Avant le match de la Coupe Grey en 2018, je l’ai appelé : « Danny, moi, j’aime surtout la NFL. Alors pourquoi devrais-je regarder le match de la Coupe Grey ? »

Je me souviens de son silence étonné à l’autre bout du fil. Puis sa réponse est tombée d’un trait : « Je l’ai vécu une fois avec les Alouettes et trois fois avec Edmonton. C’est une semaine spéciale. Le pays au complet se réunit autour de cette rencontre. Il n’y a pas beaucoup d’évènements qui font ça au Canada. Et les matchs sont excitants. Moi, j’adore la Ligue canadienne et j’adore la Coupe Grey ! »

Les mots de Danny venaient du fond du cœur. J’en avais été impressionné.

En janvier 2020, le rêve de Danny s’est concrétisé : il est devenu DG des Alouettes. À la conférence de presse annonçant sa nomination, il était rayonnant. « J’ai regardé ce contrat et je l’ai regardé encore, m’avait-il dit.

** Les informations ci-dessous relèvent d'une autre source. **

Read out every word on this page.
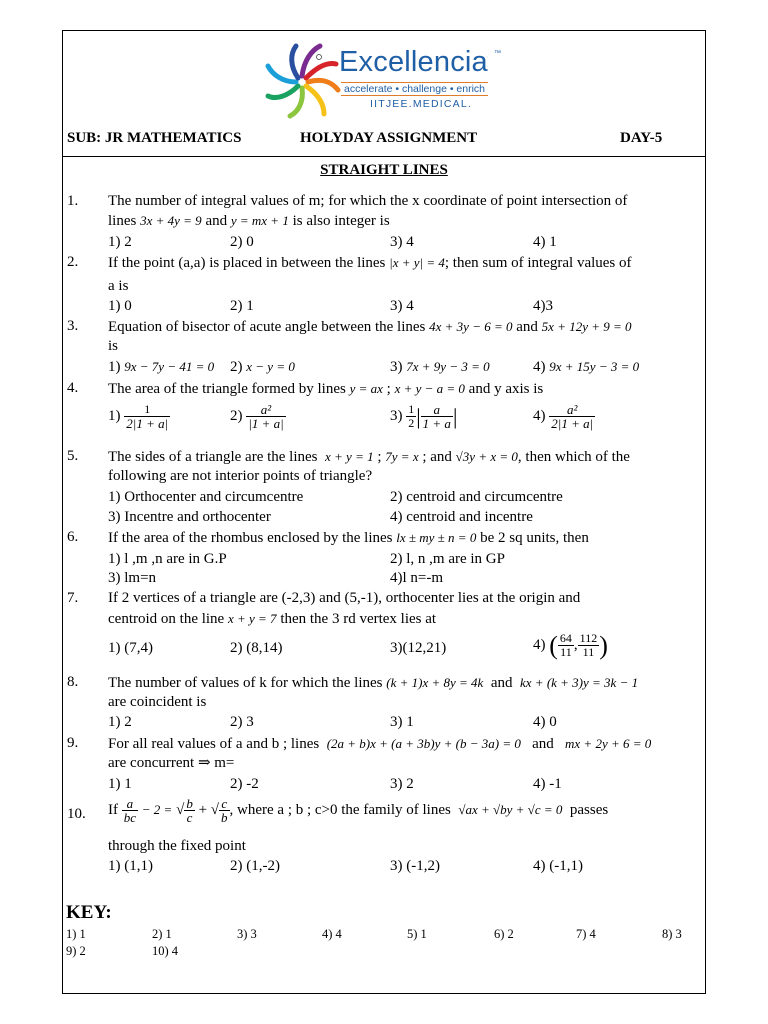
Excellencia ™
accelerate • challenge • enrich
IITJEE.MEDICAL.
SUB: JR MATHEMATICS	HOLYDAY ASSIGNMENT	DAY-5
STRAIGHT LINES
1. The number of integral values of m; for which the x coordinate of point intersection of
lines 3x + 4y = 9 and y = mx + 1 is also integer is
1) 2	2) 0	3) 4	4) 1
2. If the point (a,a) is placed in between the lines |x + y| = 4; then sum of integral values of
a is
1) 0	2) 1	3) 4	4)3
3. Equation of bisector of acute angle between the lines 4x + 3y − 6 = 0 and 5x + 12y + 9 = 0
is
1) 9x − 7y − 41 = 0 2) x − y = 0	3) 7x + 9y − 3 = 0	4) 9x + 15y − 3 = 0
4. The area of the triangle formed by lines y = ax ; x + y − a = 0 and y axis is
$1) \frac{1}{2|1 + a|}$	$2) \frac{\text{a²}}{|1 + a|}$	$3) \frac{1}{2}$ | $\frac{a}{1 + a}$ |	$4) \frac{\text{a²}}{2|1 + a|}$
5. The sides of a triangle are the lines x + y = 1 ; 7y = x ; and √3y + x = 0, then which of the
following are not interior points of triangle?
1) Orthocenter and circumcentre	2) centroid and circumcentre
3) Incentre and orthocenter	4) centroid and incentre
6. If the area of the rhombus enclosed by the lines lx ± my ± n = 0 be 2 sq units, then
1) l ,m ,n are in G.P	2) l, n ,m are in GP
3) lm=n	4)l n=-m
7. If 2 vertices of a triangle are (-2,3) and (5,-1), orthocenter lies at the origin and
centroid on the line x + y = 7 then the 3 rd vertex lies at
1) (7,4)	2) (8,14)	3)(12,21)	4) ( $\frac{64}{11}$ , $\frac{112}{11}$ )
8. The number of values of k for which the lines (k + 1)x + 8y = 4k and kx + (k + 3)y = 3k − 1
are coincident is
1) 2	2) 3	3) 1	4) 0
9. For all real values of a and b ; lines (2a + b)x + (a + 3b)y + (b − 3a) = 0 and mx + 2y + 6 = 0
are concurrent ⇒ m=
1) 1	2) -2	3) 2	4) -1
10. If $\frac{a}{bc} - 2$ = √ $\frac{b}{c}$ + √ $\frac{c}{b}$ , where a ; b ; c>0 the family of lines √ax + √by + √c = 0 passes
through the fixed point
1) (1,1)	2) (1,-2)	3) (-1,2)	4) (-1,1)
KEY:
1) 1	2) 1	3) 3	4) 4	5) 1	6) 2	7) 4	8) 3
9) 2	10) 4
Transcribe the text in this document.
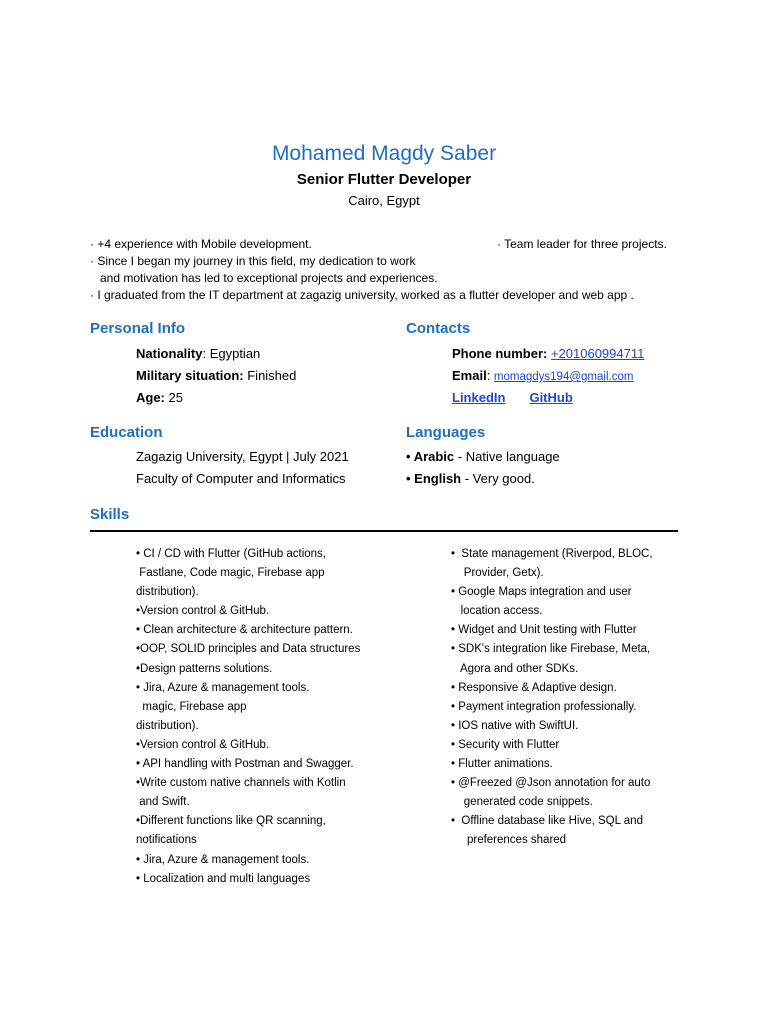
Mohamed Magdy Saber
Senior Flutter Developer
Cairo, Egypt
· +4 experience with Mobile development.	· Team leader for three projects.
· Since I began my journey in this field, my dedication to work
and motivation has led to exceptional projects and experiences.
· I graduated from the IT department at zagazig university, worked as a flutter developer and web app .
Personal Info
Nationality: Egyptian
Military situation: Finished
Age: 25
Contacts
Phone number: +201060994711
Email: momagdys194@gmail.com
LinkedIn GitHub
Education
Zagazig University, Egypt | July 2021
Faculty of Computer and Informatics
Languages
• Arabic - Native language
• English - Very good.
Skills
• CI / CD with Flutter (GitHub actions,
Fastlane, Code magic, Firebase app
distribution).
•Version control & GitHub.
• Clean architecture & architecture pattern.
•OOP, SOLID principles and Data structures
•Design patterns solutions.
• Jira, Azure & management tools.
magic, Firebase app
distribution).
•Version control & GitHub.
• API handling with Postman and Swagger.
•Write custom native channels with Kotlin
and Swift.
•Different functions like QR scanning,
notifications
• Jira, Azure & management tools.
• Localization and multi languages
•  State management (Riverpod, BLOC,
Provider, Getx).
• Google Maps integration and user
location access.
• Widget and Unit testing with Flutter
• SDK's integration like Firebase, Meta,
Agora and other SDKs.
• Responsive & Adaptive design.
• Payment integration professionally.
• IOS native with SwiftUI.
• Security with Flutter
• Flutter animations.
• @Freezed @Json annotation for auto
generated code snippets.
•  Offline database like Hive, SQL and
preferences shared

Je ne pouvais pas y croire… »

Hélas, la COVID-19 a frappé et la saison de la Ligue canadienne a été annulée. Plus tard, les nouveaux propriétaires des Alouettes ont multiplié les bourdes. Et l’équipe a été vendue à Pierre Karl Péladeau.

Non, je n’ai pas beaucoup suivi les activités de la Ligue canadienne cette saison. Mais j’en ai appris juste assez pour savoir que PKP est un propriétaire apprécié. Il surveille son investissement, mais laisse les gens travailler sans se mêler de football. Et il a le grand mérite d’avoir assuré la pérennité de l’équipe.

Aujourd’hui, les Alouettes sont qualifiés pour la finale de la Coupe Grey, une première en 13 ans. L’entraîneur choisi par Maciocia, Jason Maas, a accompli un boulot extraordinaire. Il a suffi de l’entendre en entrevue après la victoire des siens pour comprendre qu’il est un véritable meneur d’hommes.

Cette semaine, je n’appellerai pas Danny Maciocia pour lui demander pourquoi je devrais regarder le match de la Coupe Grey dimanche prochain. Je le regarderai parce que ça s’annonce une rencontre formidable. Mais surtout parce que les Alouettes feront vibrer le Québec toute la semaine.

Je sais, le football est l’ultime sport d’équipe où la victoire est une affaire collective. Mais j’ai quand même le goût de dire : bravo, Danny Maciocia ! Et bravo aux Alouettes qui, contre toute attente, nous font cadeau d’une percée de soleil dans la grisaille de novembre.